The vector database client that works offline
A Python SDK for Qdrant that lets you prototype with zero infrastructure, then connect to a real server when you're ready.

What it does
qdrant-client is the official Python SDK for the Qdrant vector search engine. It wraps the full REST and gRPC APIs with type hints, adds helper methods for common tasks like bulk uploads, and provides both sync and async clients. You can connect to a local server, Qdrant Cloud, or run entirely serverless.
The interesting bit
The local mode is the quiet killer feature. Initialize with QdrantClient(":memory:") or a file path and you get the same API surface without running a server—useful for CI pipelines, Jupyter notebooks, and early prototyping. When you outgrow it, swap the constructor arguments and point at a real cluster.

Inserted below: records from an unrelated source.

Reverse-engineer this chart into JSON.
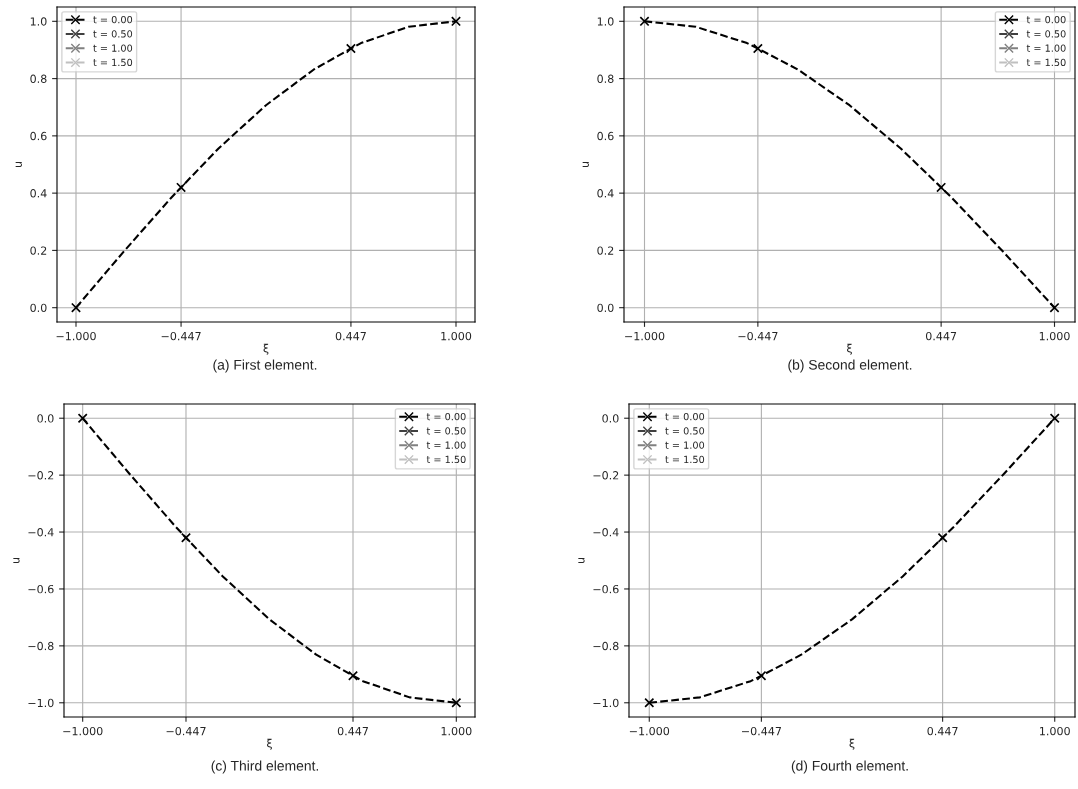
{
  "chart_data": [
    {
      "type": "line",
      "xlabel": "ξ",
      "ylabel": "u",
      "annotations": [
        "(a) First element."
      ],
      "xlim": [
        -1.1,
        1.1
      ],
      "xticks": [
        {
          "value": -1,
          "label": "−1.000"
        },
        {
          "value": -0.447,
          "label": "−0.447"
        },
        {
          "value": 0.447,
          "label": "0.447"
        },
        {
          "value": 1,
          "label": "1.000"
        }
      ],
      "ylim": [
        -0.05,
        1.05
      ],
      "yticks": [
        {
          "value": 0,
          "label": "0.0"
        },
        {
          "value": 0.2,
          "label": "0.2"
        },
        {
          "value": 0.4,
          "label": "0.4"
        },
        {
          "value": 0.6,
          "label": "0.6"
        },
        {
          "value": 0.8,
          "label": "0.8"
        },
        {
          "value": 1,
          "label": "1.0"
        }
      ],
      "grid": true,
      "legend": "top left",
      "series": [
        {
          "color": "#000000",
          "line_style": "dashed",
          "marker": "none",
          "x": [
            -1,
            -0.75,
            -0.5,
            -0.447,
            -0.25,
            0,
            0.25,
            0.447,
            0.5,
            0.75,
            1
          ],
          "values": [
            0,
            0.195,
            0.383,
            0.42,
            0.556,
            0.707,
            0.831,
            0.905,
            0.924,
            0.981,
            1
          ]
        },
        {
          "type": "scatter",
          "name": "t = 0.00",
          "color": "#000000",
          "line_style": "dashed",
          "marker": "cross",
          "x": [
            -1,
            -0.447,
            0.447,
            1
          ],
          "values": [
            0,
            0.42,
            0.905,
            1
          ]
        },
        {
          "type": "scatter",
          "name": "t = 0.50",
          "color": "#404040",
          "line_style": "dashed",
          "marker": "cross"
        },
        {
          "type": "scatter",
          "name": "t = 1.00",
          "color": "#808080",
          "line_style": "dashed",
          "marker": "cross"
        },
        {
          "type": "scatter",
          "name": "t = 1.50",
          "color": "#c0c0c0",
          "line_style": "dashed",
          "marker": "cross"
        }
      ]
    },
    {
      "type": "line",
      "xlabel": "ξ",
      "ylabel": "u",
      "annotations": [
        "(b) Second element."
      ],
      "xlim": [
        -1.1,
        1.1
      ],
      "xticks": [
        {
          "value": -1,
          "label": "−1.000"
        },
        {
          "value": -0.447,
          "label": "−0.447"
        },
        {
          "value": 0.447,
          "label": "0.447"
        },
        {
          "value": 1,
          "label": "1.000"
        }
      ],
      "ylim": [
        -0.05,
        1.05
      ],
      "yticks": [
        {
          "value": 0,
          "label": "0.0"
        },
        {
          "value": 0.2,
          "label": "0.2"
        },
        {
          "value": 0.4,
          "label": "0.4"
        },
        {
          "value": 0.6,
          "label": "0.6"
        },
        {
          "value": 0.8,
          "label": "0.8"
        },
        {
          "value": 1,
          "label": "1.0"
        }
      ],
      "grid": true,
      "legend": "top right",
      "series": [
        {
          "color": "#000000",
          "line_style": "dashed",
          "marker": "none",
          "x": [
            -1,
            -0.75,
            -0.5,
            -0.447,
            -0.25,
            0,
            0.25,
            0.447,
            0.5,
            0.75,
            1
          ],
          "values": [
            1,
            0.981,
            0.924,
            0.905,
            0.831,
            0.707,
            0.556,
            0.42,
            0.383,
            0.195,
            0
          ]
        },
        {
          "type": "scatter",
          "name": "t = 0.00",
          "color": "#000000",
          "line_style": "dashed",
          "marker": "cross",
          "x": [
            -1,
            -0.447,
            0.447,
            1
          ],
          "values": [
            1,
            0.905,
            0.42,
            0
          ]
        },
        {
          "type": "scatter",
          "name": "t = 0.50",
          "color": "#404040",
          "line_style": "dashed",
          "marker": "cross"
        },
        {
          "type": "scatter",
          "name": "t = 1.00",
          "color": "#808080",
          "line_style": "dashed",
          "marker": "cross"
        },
        {
          "type": "scatter",
          "name": "t = 1.50",
          "color": "#c0c0c0",
          "line_style": "dashed",
          "marker": "cross"
        }
      ]
    },
    {
      "type": "line",
      "xlabel": "ξ",
      "ylabel": "u",
      "annotations": [
        "(c) Third element."
      ],
      "xlim": [
        -1.1,
        1.1
      ],
      "xticks": [
        {
          "value": -1,
          "label": "−1.000"
        },
        {
          "value": -0.447,
          "label": "−0.447"
        },
        {
          "value": 0.447,
          "label": "0.447"
        },
        {
          "value": 1,
          "label": "1.000"
        }
      ],
      "ylim": [
        -1.05,
        0.05
      ],
      "yticks": [
        {
          "value": -1,
          "label": "−1.0"
        },
        {
          "value": -0.8,
          "label": "−0.8"
        },
        {
          "value": -0.6,
          "label": "−0.6"
        },
        {
          "value": -0.4,
          "label": "−0.4"
        },
        {
          "value": -0.2,
          "label": "−0.2"
        },
        {
          "value": 0,
          "label": "0.0"
        }
      ],
      "grid": true,
      "legend": "top right",
      "series": [
        {
          "color": "#000000",
          "line_style": "dashed",
          "marker": "none",
          "x": [
            -1,
            -0.75,
            -0.5,
            -0.447,
            -0.25,
            0,
            0.25,
            0.447,
            0.5,
            0.75,
            1
          ],
          "values": [
            0,
            -0.195,
            -0.383,
            -0.42,
            -0.556,
            -0.707,
            -0.831,
            -0.905,
            -0.924,
            -0.981,
            -1
          ]
        },
        {
          "type": "scatter",
          "name": "t = 0.00",
          "color": "#000000",
          "line_style": "dashed",
          "marker": "cross",
          "x": [
            -1,
            -0.447,
            0.447,
            1
          ],
          "values": [
            0,
            -0.42,
            -0.905,
            -1
          ]
        },
        {
          "type": "scatter",
          "name": "t = 0.50",
          "color": "#404040",
          "line_style": "dashed",
          "marker": "cross"
        },
        {
          "type": "scatter",
          "name": "t = 1.00",
          "color": "#808080",
          "line_style": "dashed",
          "marker": "cross"
        },
        {
          "type": "scatter",
          "name": "t = 1.50",
          "color": "#c0c0c0",
          "line_style": "dashed",
          "marker": "cross"
        }
      ]
    },
    {
      "type": "line",
      "xlabel": "ξ",
      "ylabel": "u",
      "annotations": [
        "(d) Fourth element."
      ],
      "xlim": [
        -1.1,
        1.1
      ],
      "xticks": [
        {
          "value": -1,
          "label": "−1.000"
        },
        {
          "value": -0.447,
          "label": "−0.447"
        },
        {
          "value": 0.447,
          "label": "0.447"
        },
        {
          "value": 1,
          "label": "1.000"
        }
      ],
      "ylim": [
        -1.05,
        0.05
      ],
      "yticks": [
        {
          "value": -1,
          "label": "−1.0"
        },
        {
          "value": -0.8,
          "label": "−0.8"
        },
        {
          "value": -0.6,
          "label": "−0.6"
        },
        {
          "value": -0.4,
          "label": "−0.4"
        },
        {
          "value": -0.2,
          "label": "−0.2"
        },
        {
          "value": 0,
          "label": "0.0"
        }
      ],
      "grid": true,
      "legend": "top left",
      "series": [
        {
          "color": "#000000",
          "line_style": "dashed",
          "marker": "none",
          "x": [
            -1,
            -0.75,
            -0.5,
            -0.447,
            -0.25,
            0,
            0.25,
            0.447,
            0.5,
            0.75,
            1
          ],
          "values": [
            -1,
            -0.981,
            -0.924,
            -0.905,
            -0.831,
            -0.707,
            -0.556,
            -0.42,
            -0.383,
            -0.195,
            0
          ]
        },
        {
          "type": "scatter",
          "name": "t = 0.00",
          "color": "#000000",
          "line_style": "dashed",
          "marker": "cross",
          "x": [
            -1,
            -0.447,
            0.447,
            1
          ],
          "values": [
            -1,
            -0.905,
            -0.42,
            0
          ]
        },
        {
          "type": "scatter",
          "name": "t = 0.50",
          "color": "#404040",
          "line_style": "dashed",
          "marker": "cross"
        },
        {
          "type": "scatter",
          "name": "t = 1.00",
          "color": "#808080",
          "line_style": "dashed",
          "marker": "cross"
        },
        {
          "type": "scatter",
          "name": "t = 1.50",
          "color": "#c0c0c0",
          "line_style": "dashed",
          "marker": "cross"
        }
      ]
    }
  ]
}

The README also bundles an optional inference layer via FastEmbed, so you can pass raw text documents instead of pre-computed vectors if you install the extra.
Key highlights
- Local mode: in-memory or on-disk, no Docker required
- Async support across all methods since v1.6.1
- gRPC option for faster bulk uploads
- Optional FastEmbed integration for CPU/GPU embedding generation
- Full type coverage for the Qdrant API
Caveats
- The
fastembedandfastembed-gpuextras are mutually exclusive; switching requires a fresh environment - Remote inference via Qdrant Cloud is only available on paid plans
- The README warns against one-by-one point uploads due to request overhead
Verdict
Worth a look if you’re building with Qdrant and want frictionless local development. Skip it if you’re committed to another vector database or don’t need the offline-prototype-to-production path.